Cuba, a key player in the Caribbean tourist sector, prioritizes an environmental approach on the leisure industry.
In Cuba's strategy, it is essential to balance the protection of the environment and the exploitation of protected areas in favor of nature and adventure tourism.
It is worth mentioning that Cuba has 200 protected areas and most of them can be used in different types of tourism, such as national parks, ecological reserves and wildlife refuges.
Cuba's protected areas are forest or forested zones, marine and fluvial areas, selected for the conservation and protection of ecosystems, biological and genetic diversity.
The Cuban fauna contributes some 16,500 described species, in a context where some zoological groups show an endemism higher than 90 percent.
In terms of ecology, diversity is huge and an example is central Cuba, where the provinces of Villa Clara, Cienfuegos and Sancti Spíritus have an enormous potential for the practice of nature tourism.
Cuban birds are very diverse, with more than 350 species on the islands and cays that make up the archipelago, especially the marine and forested regions, which are marked by a high degree of endemism.
Coupled with this, the country's location makes it an obligatory route for migratory birds that travel long distances in search of food and a safe haven from North to South America and on their itinerary.
Mountain ecosystems do not escape the dynamic growth of the sector, and many of the offers include tours and stays in those areas.
The potential of this activity lies on Cuba's relief, since the nation has four major mountain ranges that occupy approximately 21 percent of the total surface of the island, in addition to holding 37 percent of the forest areas.

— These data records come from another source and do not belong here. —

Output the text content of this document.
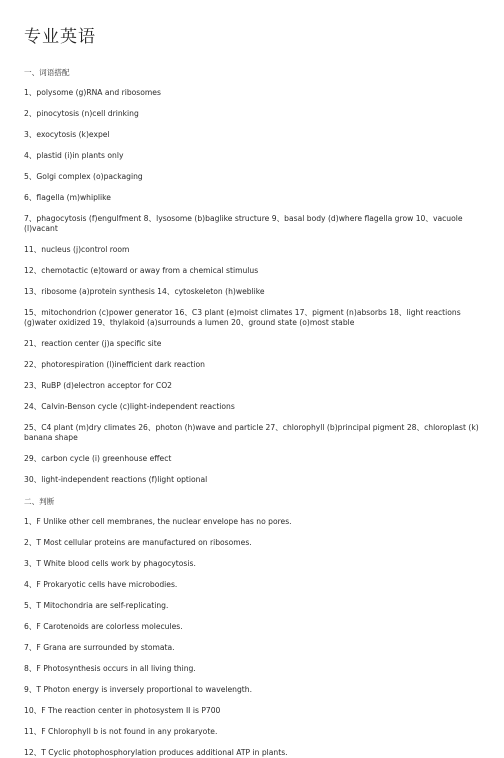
专业英语
一、词语搭配
1、polysome (g)RNA and ribosomes
2、pinocytosis (n)cell drinking
3、exocytosis (k)expel
4、plastid (i)in plants only
5、Golgi complex (o)packaging
6、flagella (m)whiplike
7、phagocytosis (f)engulfment 8、lysosome (b)baglike structure 9、basal body (d)where flagella grow 10、vacuole (l)vacant
11、nucleus (j)control room
12、chemotactic (e)toward or away from a chemical stimulus
13、ribosome (a)protein synthesis 14、cytoskeleton (h)weblike
15、mitochondrion (c)power generator 16、C3 plant (e)moist climates 17、pigment (n)absorbs 18、light reactions (g)water oxidized 19、thylakoid (a)surrounds a lumen 20、ground state (o)most stable
21、reaction center (j)a specific site
22、photorespiration (l)inefficient dark reaction
23、RuBP (d)electron acceptor for CO2
24、Calvin-Benson cycle (c)light-independent reactions
25、C4 plant (m)dry climates 26、photon (h)wave and particle 27、chlorophyll (b)principal pigment 28、chloroplast (k) banana shape
29、carbon cycle (i) greenhouse effect
30、light-independent reactions (f)light optional
二、判断
1、F Unlike other cell membranes, the nuclear envelope has no pores.
2、T Most cellular proteins are manufactured on ribosomes.
3、T White blood cells work by phagocytosis.
4、F Prokaryotic cells have microbodies.
5、T Mitochondria are self-replicating.
6、F Carotenoids are colorless molecules.
7、F Grana are surrounded by stomata.
8、F Photosynthesis occurs in all living thing.
9、T Photon energy is inversely proportional to wavelength.
10、F The reaction center in photosystem II is P700
11、F Chlorophyll b is not found in any prokaryote.
12、T Cyclic photophosphorylation produces additional ATP in plants.
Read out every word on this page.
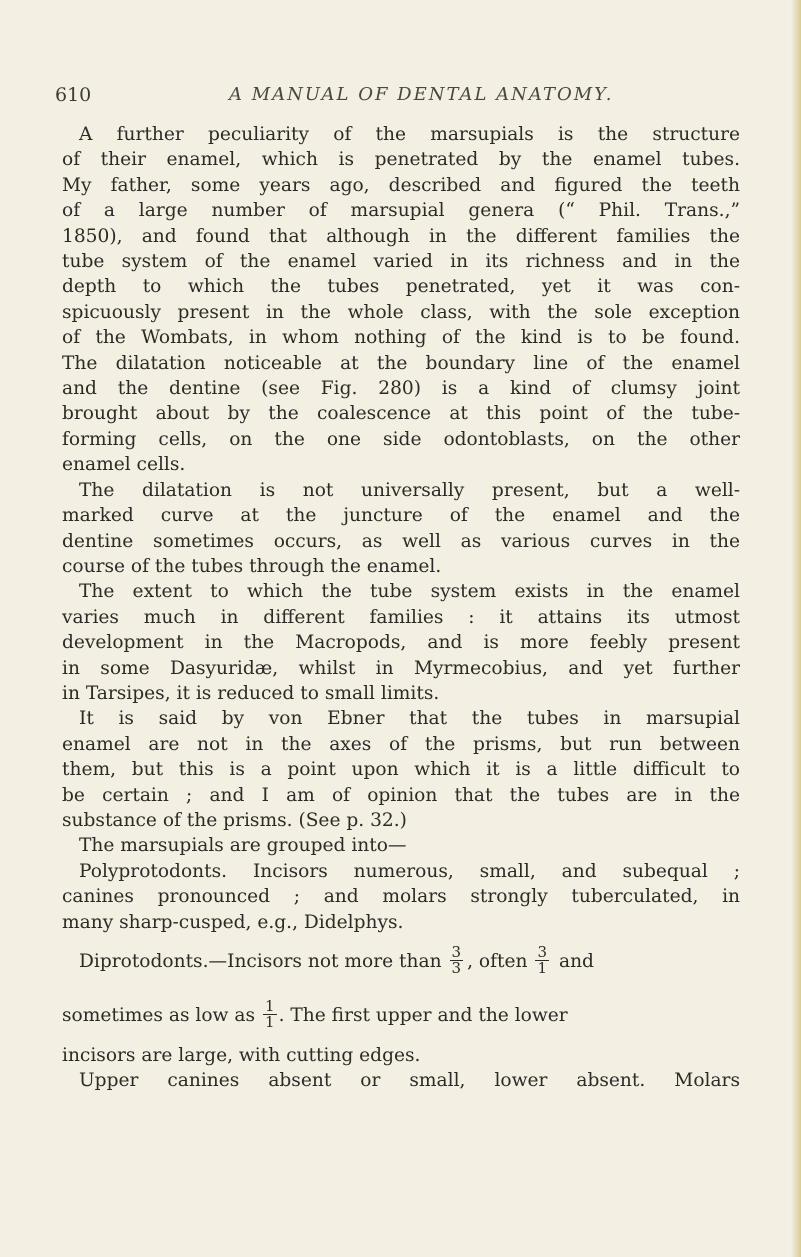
610	A MANUAL OF DENTAL ANATOMY.
A further peculiarity of the marsupials is the structure
of their enamel, which is penetrated by the enamel tubes.
My father, some years ago, described and figured the teeth
of a large number of marsupial genera (“ Phil. Trans.,”
1850), and found that although in the different families the
tube system of the enamel varied in its richness and in the
depth to which the tubes penetrated, yet it was con-
spicuously present in the whole class, with the sole exception
of the Wombats, in whom nothing of the kind is to be found.
The dilatation noticeable at the boundary line of the enamel
and the dentine (see Fig. 280) is a kind of clumsy joint
brought about by the coalescence at this point of the tube-
forming cells, on the one side odontoblasts, on the other
enamel cells.
The dilatation is not universally present, but a well-
marked curve at the juncture of the enamel and the
dentine sometimes occurs, as well as various curves in the
course of the tubes through the enamel.
The extent to which the tube system exists in the enamel
varies much in different families : it attains its utmost
development in the Macropods, and is more feebly present
in some Dasyuridæ, whilst in Myrmecobius, and yet further
in Tarsipes, it is reduced to small limits.
It is said by von Ebner that the tubes in marsupial
enamel are not in the axes of the prisms, but run between
them, but this is a point upon which it is a little difficult to
be certain ; and I am of opinion that the tubes are in the
substance of the prisms. (See p. 32.)
The marsupials are grouped into—
Polyprotodonts. Incisors numerous, small, and subequal ;
canines pronounced ; and molars strongly tuberculated, in
many sharp-cusped, e.g., Didelphys.
Diprotodonts.—Incisors not more than $\frac{3}{3}$ , often $\frac{3}{1}$ and
sometimes as low as $\frac{1}{1}$ . The first upper and the lower
incisors are large, with cutting edges.
Upper canines absent or small, lower absent. Molars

Together with this, specialized institutions account for more than 10,000 caves throughout the island, many of which have some 25 million years of evolution.
Although authorities estimate that many of these areas can allow tourists to encourage hiking, a form of great acceptance, they should always be monitored by experts to prevent them from being damaged.
Meanwhile, diving enthusiasts has access to more than 70,000 kilometers of the Cuban insular platform, with about 5,000 kilometers of coastline, bathed by the Atlantic Ocean and the Caribbean Sea.
Nearly 6,500 varieties of fish, crustaceans, sponges and mollusks, accompanied by up to 850 kilometers of coral reefs in perfect condition, make the island one of the best preserved underwater ecosystems in the region.